One of my first farmer friends at the Hilo Farmers Market was Steve Sayre from Lava Rocks Puna Goat Cheese. Their goats are so cute and they eat lots of fresh green Puna grass. I had a craving for his rosemary black pepper chevre and luckily, squash blossoms are in season and were bundled nearby, so I grabbed a few bouquets of golden blossoms and some of Steve’s cheese. They are a great appetizer, are easy to make, and they look stunning on a plate.

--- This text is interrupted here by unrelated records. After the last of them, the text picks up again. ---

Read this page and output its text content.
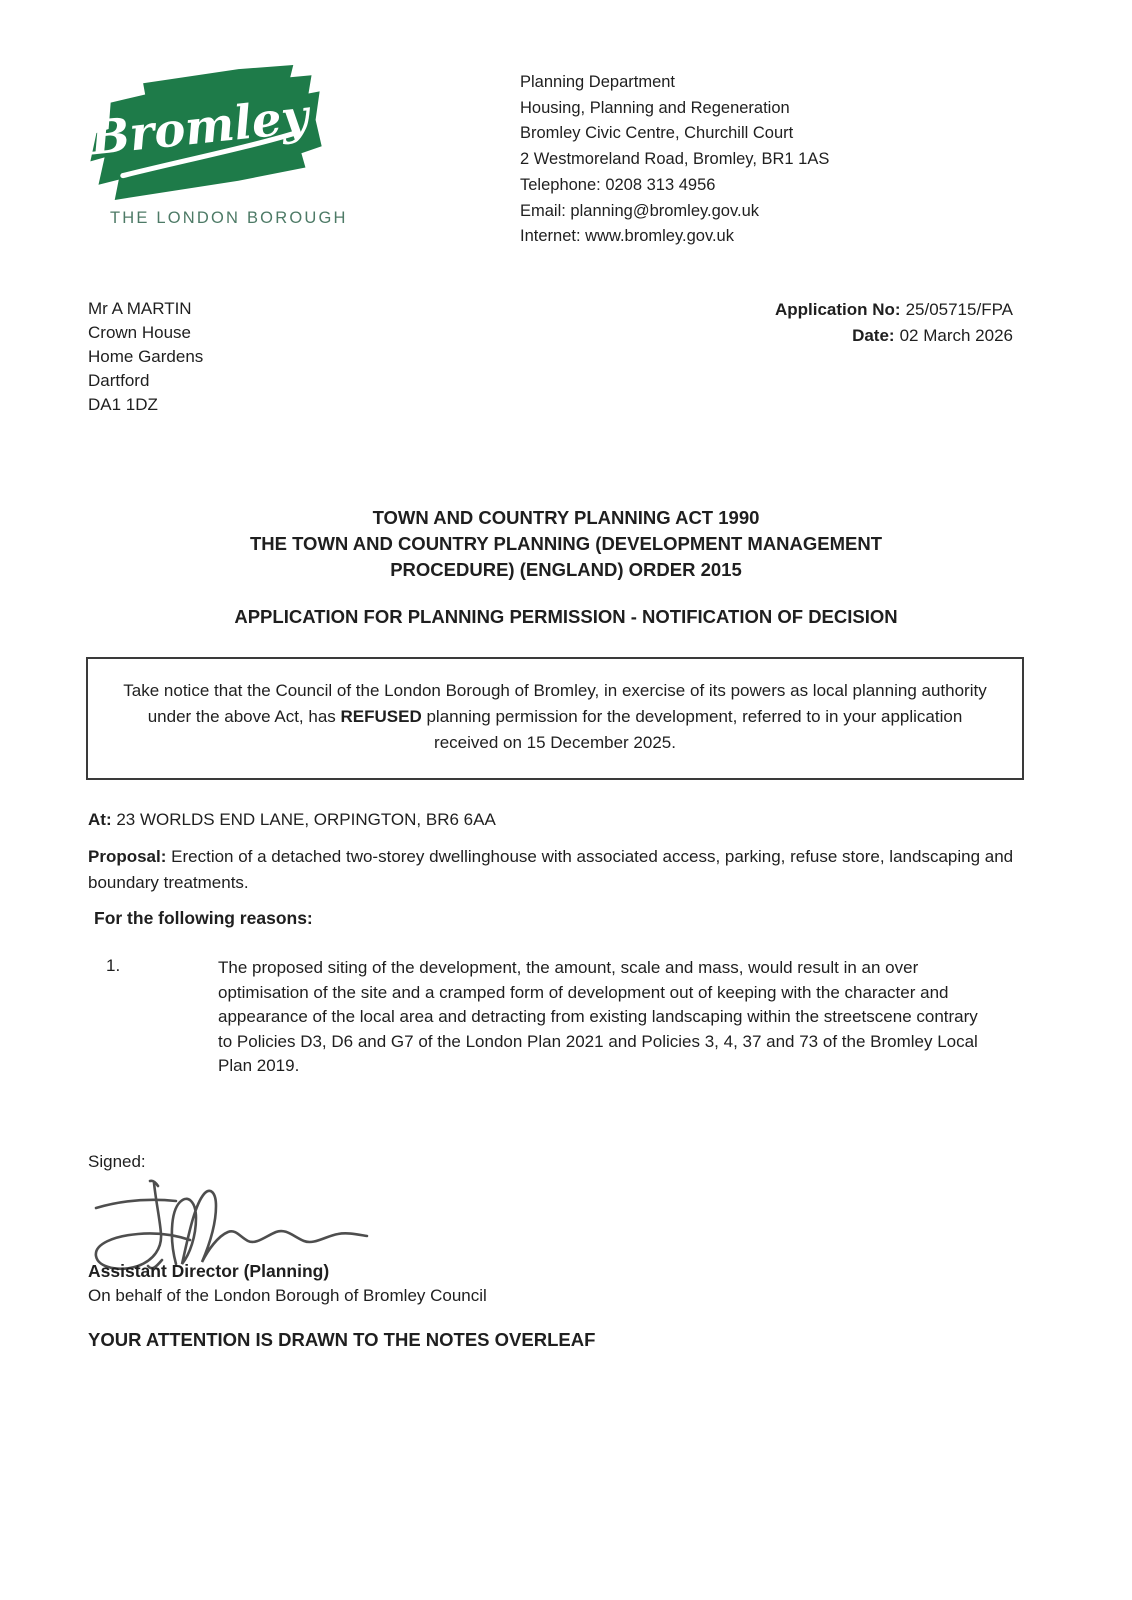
Bromley
THE LONDON BOROUGH
Planning Department
Housing, Planning and Regeneration
Bromley Civic Centre, Churchill Court
2 Westmoreland Road, Bromley, BR1 1AS
Telephone: 0208 313 4956
Email: planning@bromley.gov.uk
Internet: www.bromley.gov.uk
Mr A MARTIN
Crown House
Home Gardens
Dartford
DA1 1DZ
Application No: 25/05715/FPA
Date: 02 March 2026
TOWN AND COUNTRY PLANNING ACT 1990
THE TOWN AND COUNTRY PLANNING (DEVELOPMENT MANAGEMENT
PROCEDURE) (ENGLAND) ORDER 2015
APPLICATION FOR PLANNING PERMISSION - NOTIFICATION OF DECISION
Take notice that the Council of the London Borough of Bromley, in exercise of its powers as local planning authority under the above Act, has REFUSED planning permission for the development, referred to in your application received on 15 December 2025.
At: 23 WORLDS END LANE, ORPINGTON, BR6 6AA
Proposal: Erection of a detached two-storey dwellinghouse with associated access, parking, refuse store, landscaping and boundary treatments.
For the following reasons:
1.	The proposed siting of the development, the amount, scale and mass, would result in an over optimisation of the site and a cramped form of development out of keeping with the character and appearance of the local area and detracting from existing landscaping within the streetscene contrary to Policies D3, D6 and G7 of the London Plan 2021 and Policies 3, 4, 37 and 73 of the Bromley Local Plan 2019.
Signed:
Assistant Director (Planning)
On behalf of the London Borough of Bromley Council
YOUR ATTENTION IS DRAWN TO THE NOTES OVERLEAF
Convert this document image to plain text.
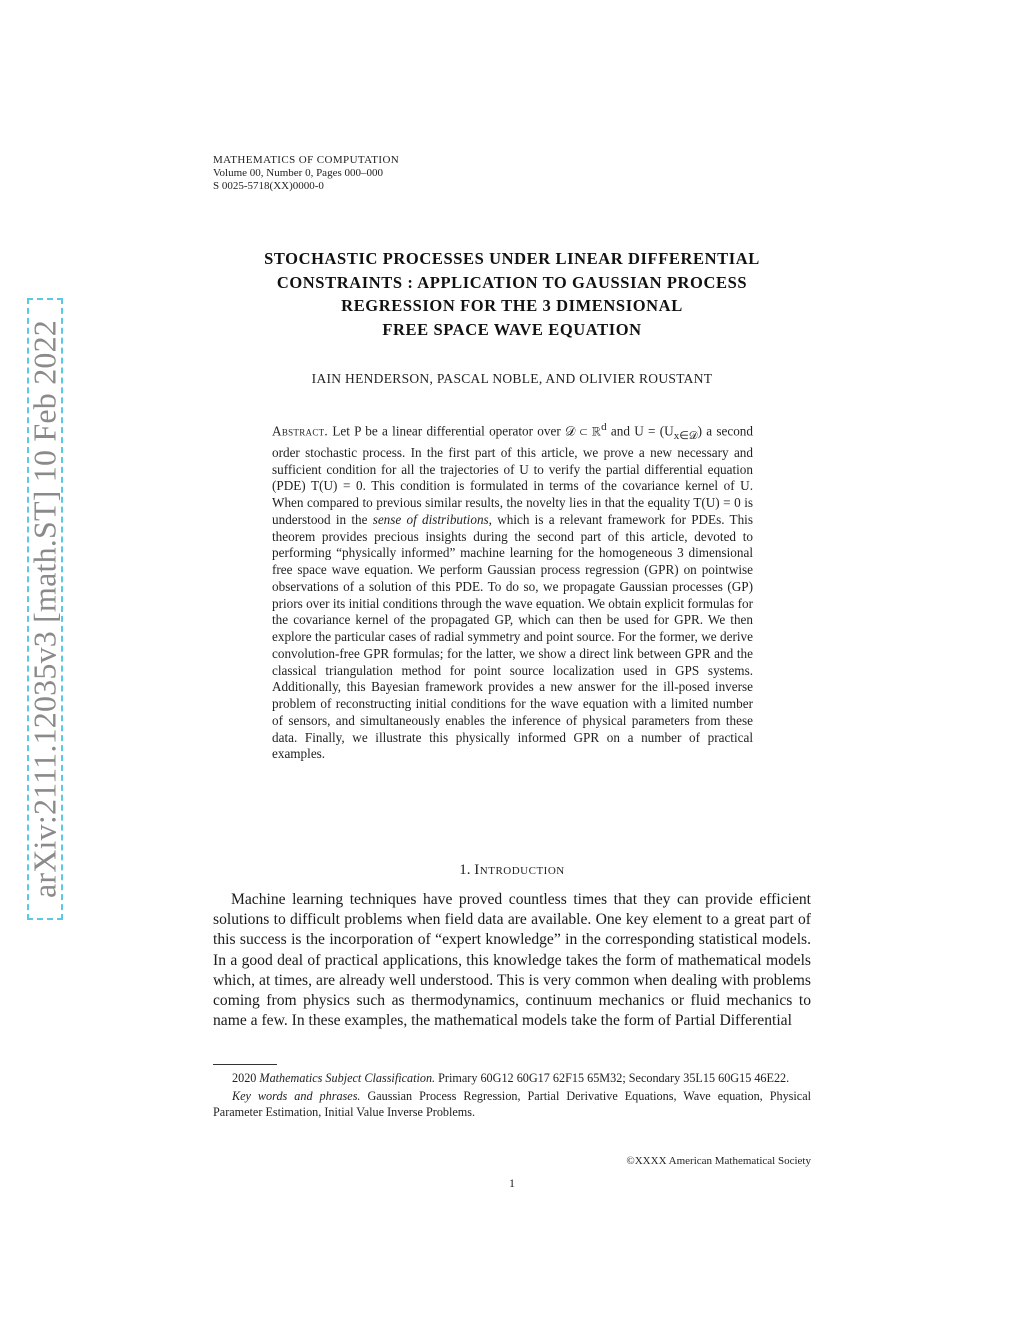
arXiv:2111.12035v3 [math.ST] 10 Feb 2022
MATHEMATICS OF COMPUTATION
Volume 00, Number 0, Pages 000–000
S 0025-5718(XX)0000-0
STOCHASTIC PROCESSES UNDER LINEAR DIFFERENTIAL
CONSTRAINTS : APPLICATION TO GAUSSIAN PROCESS
REGRESSION FOR THE 3 DIMENSIONAL
FREE SPACE WAVE EQUATION
IAIN HENDERSON, PASCAL NOBLE, AND OLIVIER ROUSTANT
Abstract. Let P be a linear differential operator over 𝒟 ⊂ ℝ$^d$ and $U = (U_{x\in 𝒟})$ a second order stochastic process. In the first part of this article, we prove a new necessary and sufficient condition for all the trajectories of U to verify the partial differential equation (PDE) T(U) = 0. This condition is formulated in terms of the covariance kernel of U. When compared to previous similar results, the novelty lies in that the equality T(U) = 0 is understood in the sense of distributions, which is a relevant framework for PDEs. This theorem provides precious insights during the second part of this article, devoted to performing “physically informed” machine learning for the homogeneous 3 dimensional free space wave equation. We perform Gaussian process regression (GPR) on pointwise observations of a solution of this PDE. To do so, we propagate Gaussian processes (GP) priors over its initial conditions through the wave equation. We obtain explicit formulas for the covariance kernel of the propagated GP, which can then be used for GPR. We then explore the particular cases of radial symmetry and point source. For the former, we derive convolution-free GPR formulas; for the latter, we show a direct link between GPR and the classical triangulation method for point source localization used in GPS systems. Additionally, this Bayesian framework provides a new answer for the ill-posed inverse problem of reconstructing initial conditions for the wave equation with a limited number of sensors, and simultaneously enables the inference of physical parameters from these data. Finally, we illustrate this physically informed GPR on a number of practical examples.
1. Introduction
Machine learning techniques have proved countless times that they can provide efficient solutions to difficult problems when field data are available. One key element to a great part of this success is the incorporation of “expert knowledge” in the corresponding statistical models. In a good deal of practical applications, this knowledge takes the form of mathematical models which, at times, are already well understood. This is very common when dealing with problems coming from physics such as thermodynamics, continuum mechanics or fluid mechanics to name a few. In these examples, the mathematical models take the form of Partial Differential

2020 Mathematics Subject Classification. Primary 60G12 60G17 62F15 65M32; Secondary 35L15 60G15 46E22.

Key words and phrases. Gaussian Process Regression, Partial Derivative Equations, Wave equation, Physical Parameter Estimation, Initial Value Inverse Problems.

©XXXX American Mathematical Society
1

Stuffed and Fried Squash Blossoms
16 squash blossoms, stamens removed
4 oz goat cheese, any flavor
1 bunch spinach, washed and trimmed
1 tsp chopped holy basil
salt and pepper to taste
1 cup white flour
1 egg yolk
3/4 cups cold water
pinch each salt and pepper
oil or ghee for frying
Sauté spinach until wilted. Remove from pan and once cooled, press between two paper towels to remove moisture, then coarsely chop. Preheat pan with oil or ghee. Place all filling ingredients into bowl. Season with salt and pepper; stir together. Place about 1 Tbsp. of filling into the cavity of each squash blossom and gently push together to close. Place all batter ingredients into a mixing bowl and stir together until no lumps remain. Dip each stuffed squash blossom into the batter and gently remove the excess. Place each blossom into the oil and fry until the batter puffs and begins to turn golden brown. Remove from oil and drain on paper towel for 1 minute. Transfer blossoms onto a cooling rack, season with salt and pepper. Enjoy immediately.